After a summer of sporadic announcements, IDS’ welfare reforms will be published
in a white paper next week. As in 1997, when Tony Blair urged Frank Field to think the unthinkable, there is consensus on the need for radical welfare change. IDS has earned respect as a moral and pragmatic reformer, and he attracts
goodwill from across the House. The Liberal Democrats, Nick Clegg and Steve Webb particularly, were ‘vital’ in securing a spending concession from George Osborne, whilst Douglas
Alexander has described IDS’ plans and ‘noble’ and pledges to support principle that welfare should be a safety net, not a vocation.
He warms to the theme in today’s Guardian. Labour will back government plans to introduce a universal credit, redefine access to incapacity benefit, drive out fraud and test the availability of incapacity benefit claimants to work. Alexander also agrees that benefits should be withdrawn from those who refuse to take up work, but he wants assurances that the government will guarantee work if it is to withdraw benefit – at the moment, Duncan Smith has no such plans.
This cordiality evaporates when housing benefit is concerned. Again, Alexander says that Labour agrees to the principle but not the detail. For instance, limiting the level of benefit from the 50th to the 30th percentile of rents in just one year would mean, he says, that 700,000 of the poorest people lose an average £9 a week. Introduce the changes in stages and the vulnerable are much better protected.

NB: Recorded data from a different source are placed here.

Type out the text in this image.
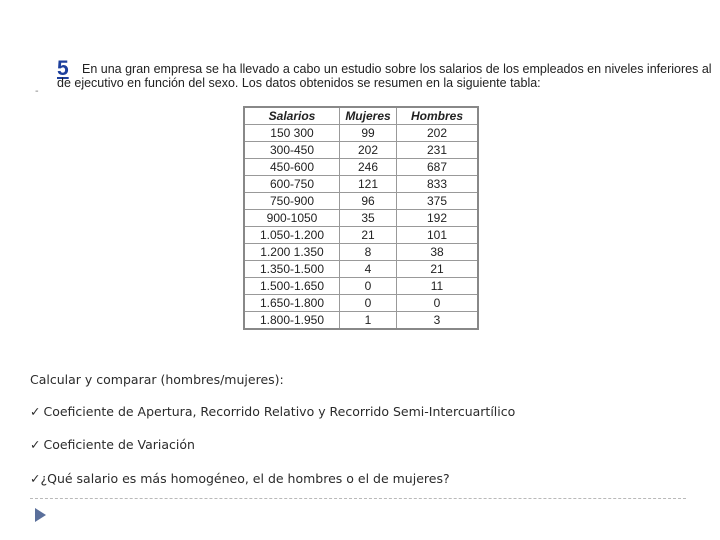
5	En una gran empresa se ha llevado a cabo un estudio sobre los salarios de los empleados en niveles inferiores al
de ejecutivo en función del sexo. Los datos obtenidos se resumen en la siguiente tabla:
-
Salarios	Mujeres	Hombres
150 300	99	202
300-450	202	231
450-600	246	687
600-750	121	833
750-900	96	375
900-1050	35	192
1.050-1.200	21	101
1.200 1.350	8	38
1.350-1.500	4	21
1.500-1.650	0	11
1.650-1.800	0	0
1.800-1.950	1	3
Calcular y comparar (hombres/mujeres):
✓ Coeficiente de Apertura, Recorrido Relativo y Recorrido Semi-Intercuartílico
✓ Coeficiente de Variación
✓¿Qué salario es más homogéneo, el de hombres o el de mujeres?
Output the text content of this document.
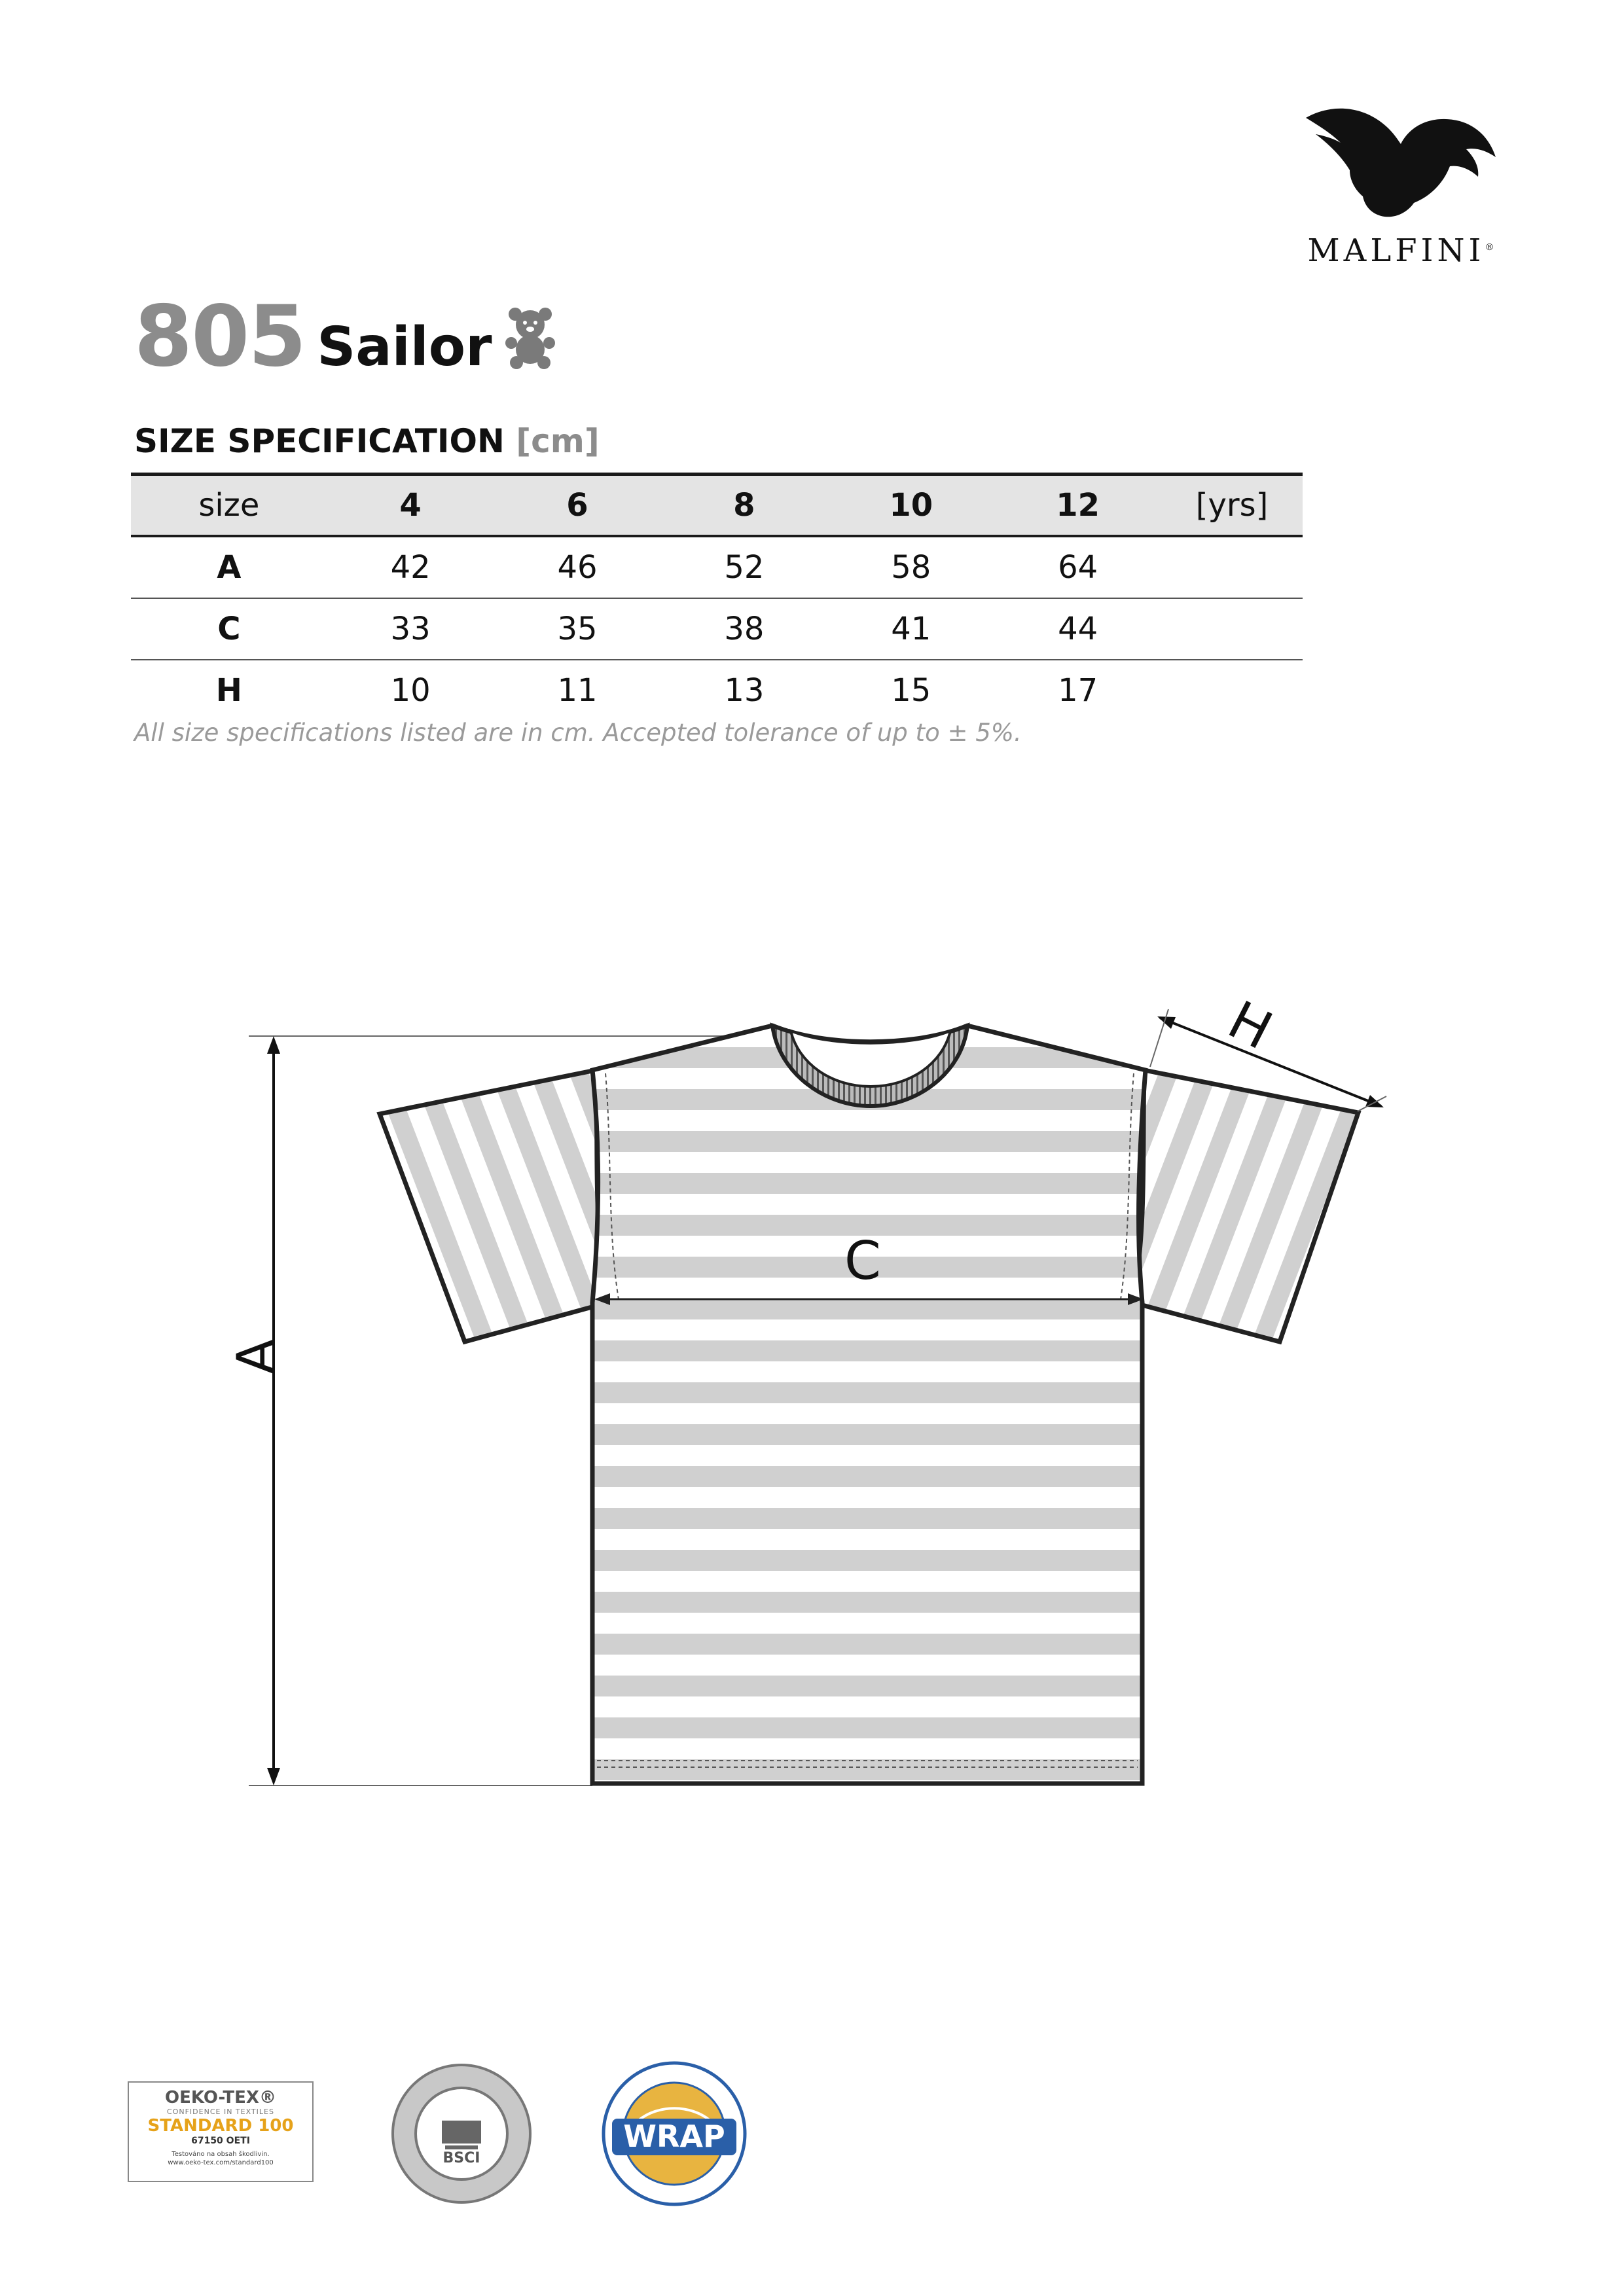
MALFINI®
805 Sailor
SIZE SPECIFICATION [cm]
size	4	6	8	10	12	[yrs]
A	42	46	52	58	64	
C	33	35	38	41	44	
H	10	11	13	15	17	
All size specifications listed are in cm. Accepted tolerance of up to ± 5%.
A
C
H
OEKO-TEX®
CONFIDENCE IN TEXTILES
STANDARD 100
67150 OETI
Testováno na obsah škodlivin.
www.oeko-tex.com/standard100	BSCI
WRAP
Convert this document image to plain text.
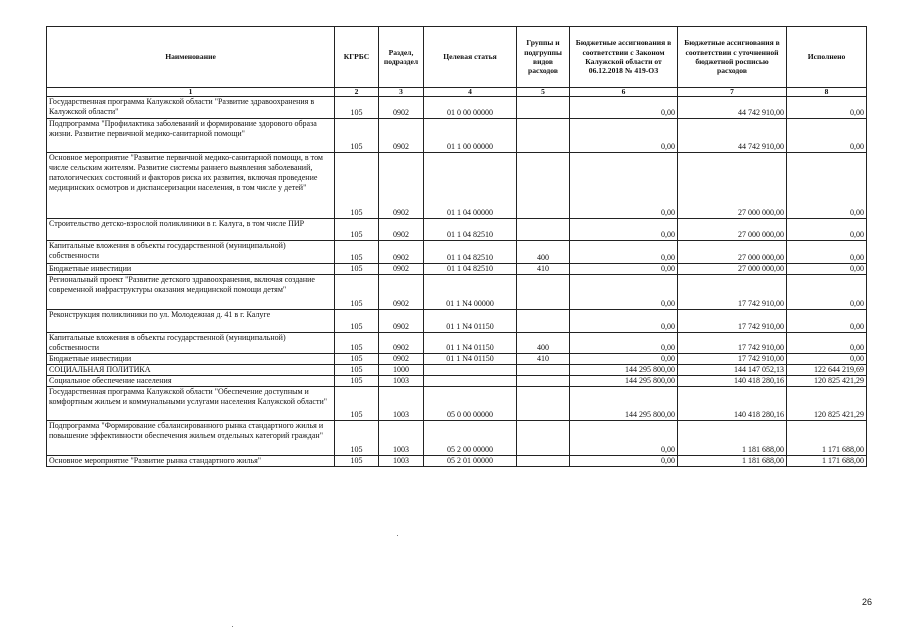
Наименование	КГРБС	Раздел, подраздел	Целевая статья	Группы и подгруппы видов расходов	Бюджетные ассигнования в соответствии с Законом Калужской области от 06.12.2018 № 419-ОЗ	Бюджетные ассигнования в соответствии с уточненной бюджетной росписью расходов	Исполнено
1	2	3	4	5	6	7	8
Государственная программа Калужской области "Развитие здравоохранения в Калужской области"	105	0902	01 0 00 00000		0,00	44 742 910,00	0,00
Подпрограмма "Профилактика заболеваний и формирование здорового образа жизни. Развитие первичной медико-санитарной помощи"	105	0902	01 1 00 00000		0,00	44 742 910,00	0,00
Основное мероприятие "Развитие первичной медико-санитарной помощи, в том числе сельским жителям. Развитие системы раннего выявления заболеваний, патологических состояний и факторов риска их развития, включая проведение медицинских осмотров и диспансеризации населения, в том числе у детей"	105	0902	01 1 04 00000		0,00	27 000 000,00	0,00
Строительство детско-взрослой поликлиники в г. Калуга, в том числе ПИР	105	0902	01 1 04 82510		0,00	27 000 000,00	0,00
Капитальные вложения в объекты государственной (муниципальной) собственности	105	0902	01 1 04 82510	400	0,00	27 000 000,00	0,00
Бюджетные инвестиции	105	0902	01 1 04 82510	410	0,00	27 000 000,00	0,00
Региональный проект "Развитие детского здравоохранения, включая создание современной инфраструктуры оказания медицинской помощи детям"	105	0902	01 1 N4 00000		0,00	17 742 910,00	0,00
Реконструкция поликлиники по ул. Молодежная д. 41 в г. Калуге	105	0902	01 1 N4 01150		0,00	17 742 910,00	0,00
Капитальные вложения в объекты государственной (муниципальной) собственности	105	0902	01 1 N4 01150	400	0,00	17 742 910,00	0,00
Бюджетные инвестиции	105	0902	01 1 N4 01150	410	0,00	17 742 910,00	0,00
СОЦИАЛЬНАЯ ПОЛИТИКА	105	1000			144 295 800,00	144 147 052,13	122 644 219,69
Социальное обеспечение населения	105	1003			144 295 800,00	140 418 280,16	120 825 421,29
Государственная программа Калужской области "Обеспечение доступным и комфортным жильем и коммунальными услугами населения Калужской области"	105	1003	05 0 00 00000		144 295 800,00	140 418 280,16	120 825 421,29
Подпрограмма "Формирование сбалансированного рынка стандартного жилья и повышение эффективности обеспечения жильем отдельных категорий граждан"	105	1003	05 2 00 00000		0,00	1 181 688,00	1 171 688,00
Основное мероприятие "Развитие рынка стандартного жилья"	105	1003	05 2 01 00000		0,00	1 181 688,00	1 171 688,00
26
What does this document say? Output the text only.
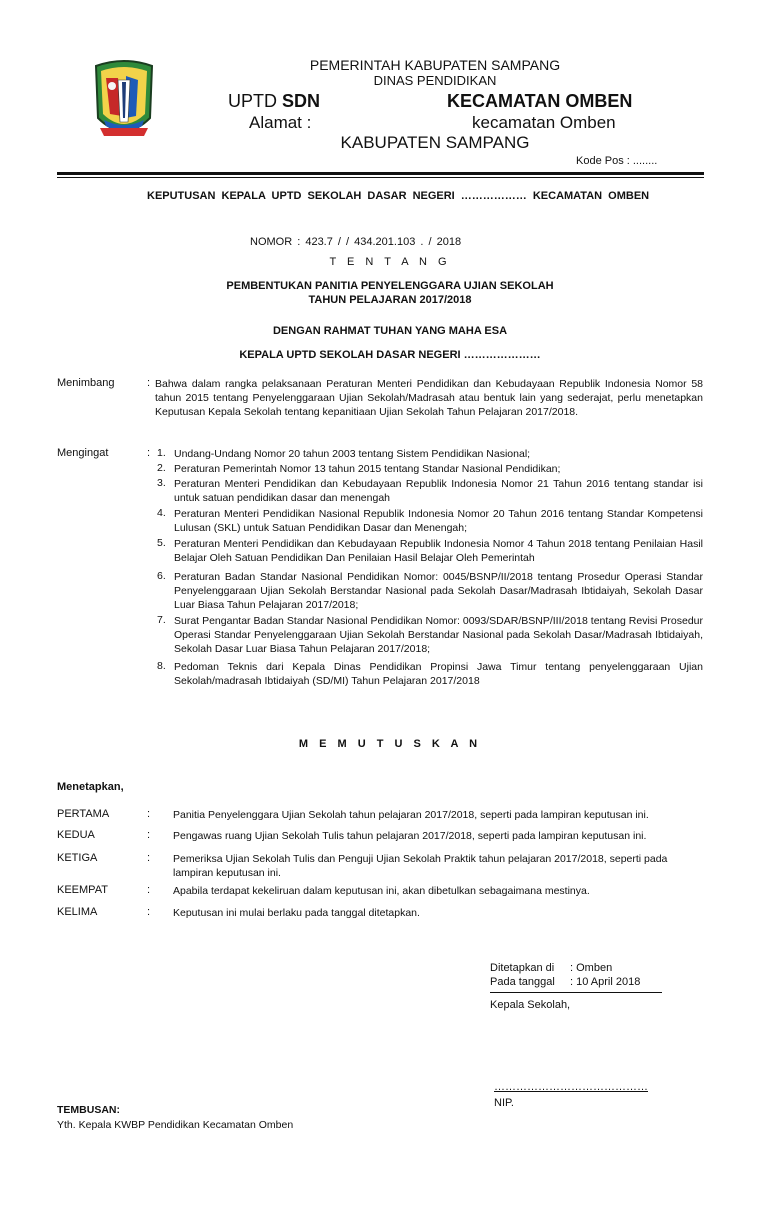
PEMERINTAH KABUPATEN SAMPANG
DINAS PENDIDIKAN
UPTD SDN	KECAMATAN OMBEN
Alamat :	kecamatan Omben
KABUPATEN SAMPANG
Kode Pos : ........
KEPUTUSAN KEPALA UPTD SEKOLAH DASAR NEGERI ……………… KECAMATAN OMBEN
NOMOR : 423.7 / / 434.201.103 . / 2018
T E N T A N G
PEMBENTUKAN PANITIA PENYELENGGARA UJIAN SEKOLAH
TAHUN PELAJARAN 2017/2018
DENGAN RAHMAT TUHAN YANG MAHA ESA
KEPALA UPTD SEKOLAH DASAR NEGERI …………………
Menimbang	: Bahwa dalam rangka pelaksanaan Peraturan Menteri Pendidikan dan Kebudayaan Republik Indonesia Nomor 58 tahun 2015 tentang Penyelenggaraan Ujian Sekolah/Madrasah atau bentuk lain yang sederajat, perlu menetapkan Keputusan Kepala Sekolah tentang kepanitiaan Ujian Sekolah Tahun Pelajaran 2017/2018.
Mengingat	: 1. Undang-Undang Nomor 20 tahun 2003 tentang Sistem Pendidikan Nasional;
2. Peraturan Pemerintah Nomor 13 tahun 2015 tentang Standar Nasional Pendidikan;
3. Peraturan Menteri Pendidikan dan Kebudayaan Republik Indonesia Nomor 21 Tahun 2016 tentang standar isi untuk satuan pendidikan dasar dan menengah
4. Peraturan Menteri Pendidikan Nasional Republik Indonesia Nomor 20 Tahun 2016 tentang Standar Kompetensi Lulusan (SKL) untuk Satuan Pendidikan Dasar dan Menengah;
5. Peraturan Menteri Pendidikan dan Kebudayaan Republik Indonesia Nomor 4 Tahun 2018 tentang Penilaian Hasil Belajar Oleh Satuan Pendidikan Dan Penilaian Hasil Belajar Oleh Pemerintah
6. Peraturan Badan Standar Nasional Pendidikan Nomor: 0045/BSNP/II/2018 tentang Prosedur Operasi Standar Penyelenggaraan Ujian Sekolah Berstandar Nasional pada Sekolah Dasar/Madrasah Ibtidaiyah, Sekolah Dasar Luar Biasa Tahun Pelajaran 2017/2018;
7. Surat Pengantar Badan Standar Nasional Pendidikan Nomor: 0093/SDAR/BSNP/III/2018 tentang Revisi Prosedur Operasi Standar Penyelenggaraan Ujian Sekolah Berstandar Nasional pada Sekolah Dasar/Madrasah Ibtidaiyah, Sekolah Dasar Luar Biasa Tahun Pelajaran 2017/2018;
8. Pedoman Teknis dari Kepala Dinas Pendidikan Propinsi Jawa Timur tentang penyelenggaraan Ujian Sekolah/madrasah Ibtidaiyah (SD/MI) Tahun Pelajaran 2017/2018
M E M U T U S K A N
Menetapkan,
PERTAMA	: Panitia Penyelenggara Ujian Sekolah tahun pelajaran 2017/2018, seperti pada lampiran keputusan ini.
KEDUA	: Pengawas ruang Ujian Sekolah Tulis tahun pelajaran 2017/2018, seperti pada lampiran keputusan ini.
KETIGA	: Pemeriksa Ujian Sekolah Tulis dan Penguji Ujian Sekolah Praktik tahun pelajaran 2017/2018, seperti pada lampiran keputusan ini.
KEEMPAT	: Apabila terdapat kekeliruan dalam keputusan ini, akan dibetulkan sebagaimana mestinya.
KELIMA	: Keputusan ini mulai berlaku pada tanggal ditetapkan.
Ditetapkan di : Omben
Pada tanggal : 10 April 2018
Kepala Sekolah,
……………………………………
NIP.
TEMBUSAN:
Yth. Kepala KWBP Pendidikan Kecamatan Omben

There are several points on which there can be no compromise: child benefit cuts and the decision to cut 10 percent in housing benefit from dole claimants.
On paper, Alexander’s opposition looks very measured. IDS may be revered but he is not infallible: Ed Howker has revealed how proposed housing benefit changes may penalise those in work, and the child benefit debacle suggests that this white paper will be knocked around the committee rooms. In principle though, Westminster seems to be on side.